• I ________________________(Patient or Guardian) hereby authorize Dr. _______________and Associates and Assistants, to perform the following procedure: sclerotherapy for my varicose veins and/or spider veins with sclerosant.
    I understand this means that the doctor, at times with ultrasound assistance, will inject medicine (sclerosing solution) with a very thin needle directly into the damaged vein. This solution causes an irritation in the vein wall that causes the vein to eventually disappear or fade.
    I understand that there have been reports in the medical literature of FOAM sclerotherapy (a type of sclerotherapy used for larger varicose veins) resulting in symptoms of stroke. I have discussed this with my doctor.
    I understand and have been told that this is not a medically necessary procedure.
    I understand that varicose veins or small spider veins can continue to develop despite treatment and that there are no guarantees with sclerotherapy for the treatment of unsightly veins.
    This authorization is given with the understanding that the procedure involves some risks and hazards.
    Some of the risks of this procedure are infection, scarring, allergic reactions, nerve injury (skin numbness or tingling), and pigmentation over vein area.

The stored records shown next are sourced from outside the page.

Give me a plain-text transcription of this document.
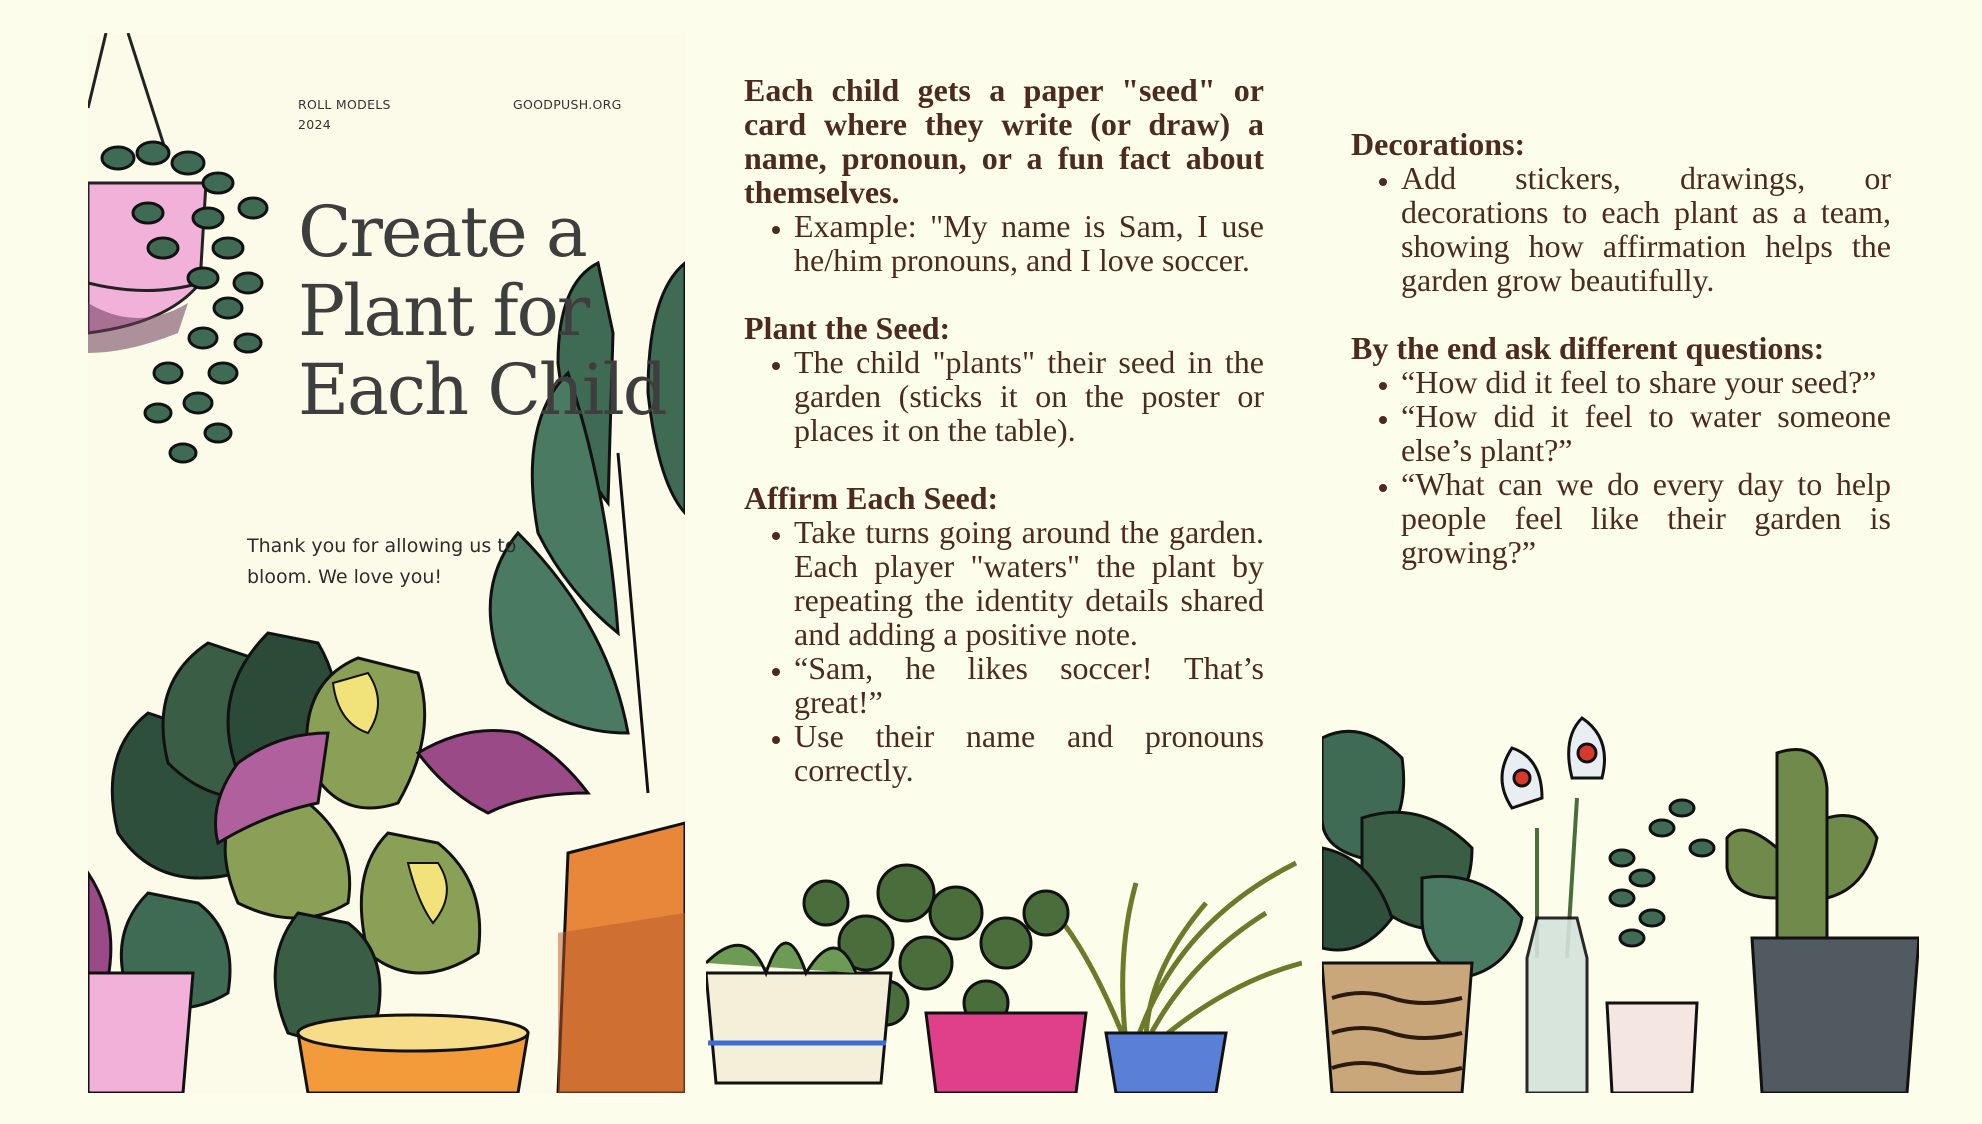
ROLL MODELS
2024
GOODPUSH.ORG
Create a Plant for Each Child

Thank you for allowing us to bloom. We love you!

Each child gets a paper "seed" or card where they write (or draw) a name, pronoun, or a fun fact about themselves.

• Example: "My name is Sam, I use he/him pronouns, and I love soccer.

Plant the Seed:

• The child "plants" their seed in the garden (sticks it on the poster or places it on the table).

Affirm Each Seed:

• Take turns going around the garden. Each player "waters" the plant by repeating the identity details shared and adding a positive note.
• “Sam, he likes soccer! That’s great!”
• Use their name and pronouns correctly.

Decorations:

• Add stickers, drawings, or decorations to each plant as a team, showing how affirmation helps the garden grow beautifully.

By the end ask different questions:

• “How did it feel to share your seed?”
• “How did it feel to water someone else’s plant?”
• “What can we do every day to help people feel like their garden is growing?”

    I understand that the most common risks are bruising, pain, leg or ankle swelling, urticaria (hives) lumps or hematomas (which may need aspiration).
    I understand that the results of the procedure are not guaranteed and that no guarantee has been made to cure my vein disease.

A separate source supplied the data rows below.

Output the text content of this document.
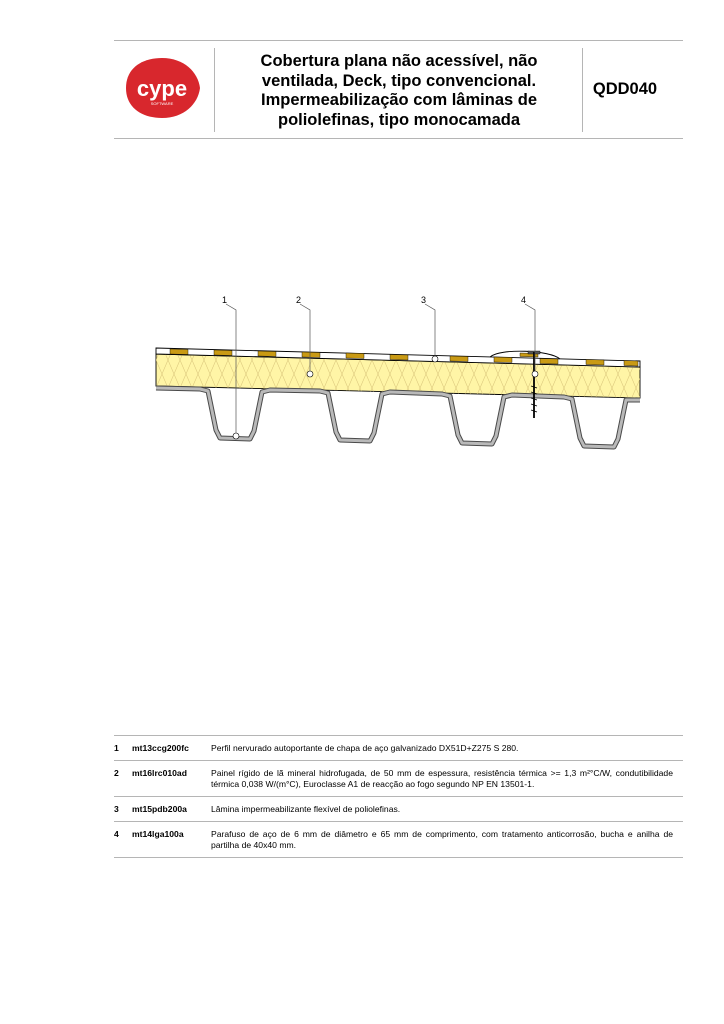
cype
SOFTWARE
Cobertura plana não acessível, não
ventilada, Deck, tipo convencional.
Impermeabilização com lâminas de
poliolefinas, tipo monocamada
QDD040
1	2	3	4
1	mt13ccg200fc	Perfil nervurado autoportante de chapa de aço galvanizado DX51D+Z275 S 280.
2	mt16lrc010ad	Painel rígido de lã mineral hidrofugada, de 50 mm de espessura, resistência térmica >= 1,3 m²°C/W, condutibilidade térmica 0,038 W/(m°C), Euroclasse A1 de reacção ao fogo segundo NP EN 13501-1.
3	mt15pdb200a	Lâmina impermeabilizante flexível de poliolefinas.
4	mt14lga100a	Parafuso de aço de 6 mm de diâmetro e 65 mm de comprimento, com tratamento anticorrosão, bucha e anilha de partilha de 40x40 mm.
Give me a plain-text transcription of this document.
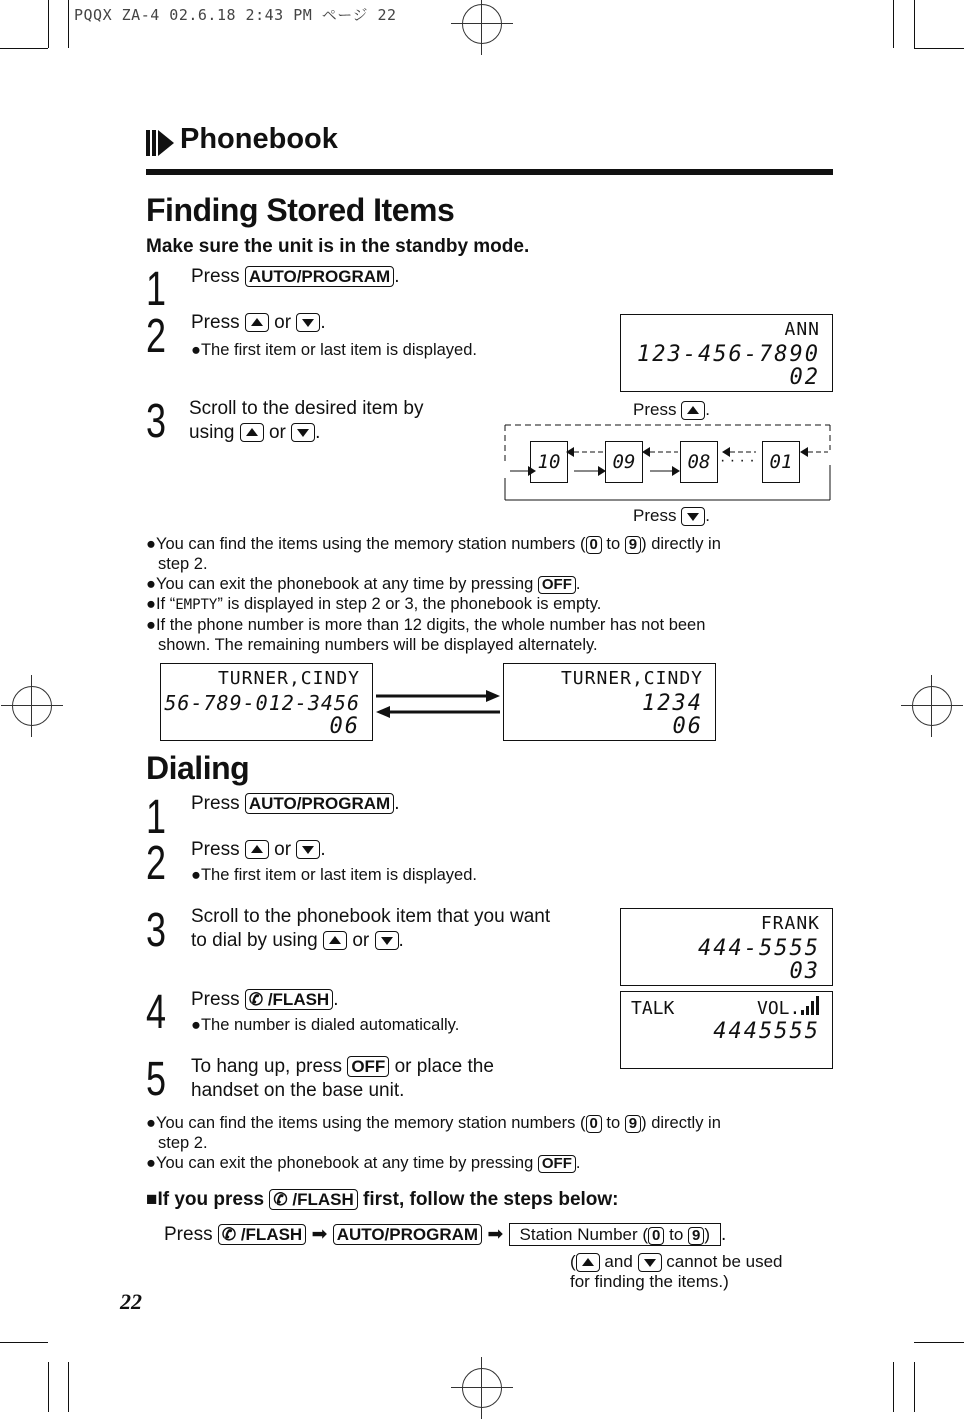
PQQX ZA-4 02.6.18 2:43 PM ページ 22
Phonebook
Finding Stored Items
Make sure the unit is in the standby mode.
1 Press AUTO/PROGRAM .
2 Press or .
●The first item or last item is displayed.
ANN
123-456-7890
02
3 Scroll to the desired item by
using or .
Press .
10	09	08 · · · · 01
Press .
●You can find the items using the memory station numbers ( 0 to 9 ) directly in
step 2.
●You can exit the phonebook at any time by pressing OFF .
●If “EMPTY” is displayed in step 2 or 3, the phonebook is empty.
●If the phone number is more than 12 digits, the whole number has not been
shown. The remaining numbers will be displayed alternately.
TURNER,CINDY
56-789-012-3456
06
TURNER,CINDY
1234
06
Dialing
1 Press AUTO/PROGRAM .
2 Press or .
●The first item or last item is displayed.
3 Scroll to the phonebook item that you want
to dial by using or .
FRANK
444-5555
03
4 Press ✆ /FLASH .
●The number is dialed automatically.
TALK	VOL.
4445555
5 To hang up, press OFF or place the
handset on the base unit.
●You can find the items using the memory station numbers ( 0 to 9 ) directly in
step 2.
●You can exit the phonebook at any time by pressing OFF .
■If you press ✆ /FLASH first, follow the steps below:
Press ✆ /FLASH ➡ AUTO/PROGRAM ➡ Station Number ( 0 to 9 ) .
( and cannot be used
for finding the items.)
22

    I understand and give consent for epinephrine, and/or antihistamine administration to me in case of severe allergic reaction.
    Patient consent: I have read and fully understand this consent form and understand that I should not sign this form unless all my questions have been answered and explained to my satisfaction. I have no further questions. Please note that all products and services provided are not subject to refund. However, they can be exchanged or be credited the precedingly paid amount or the remaining balance.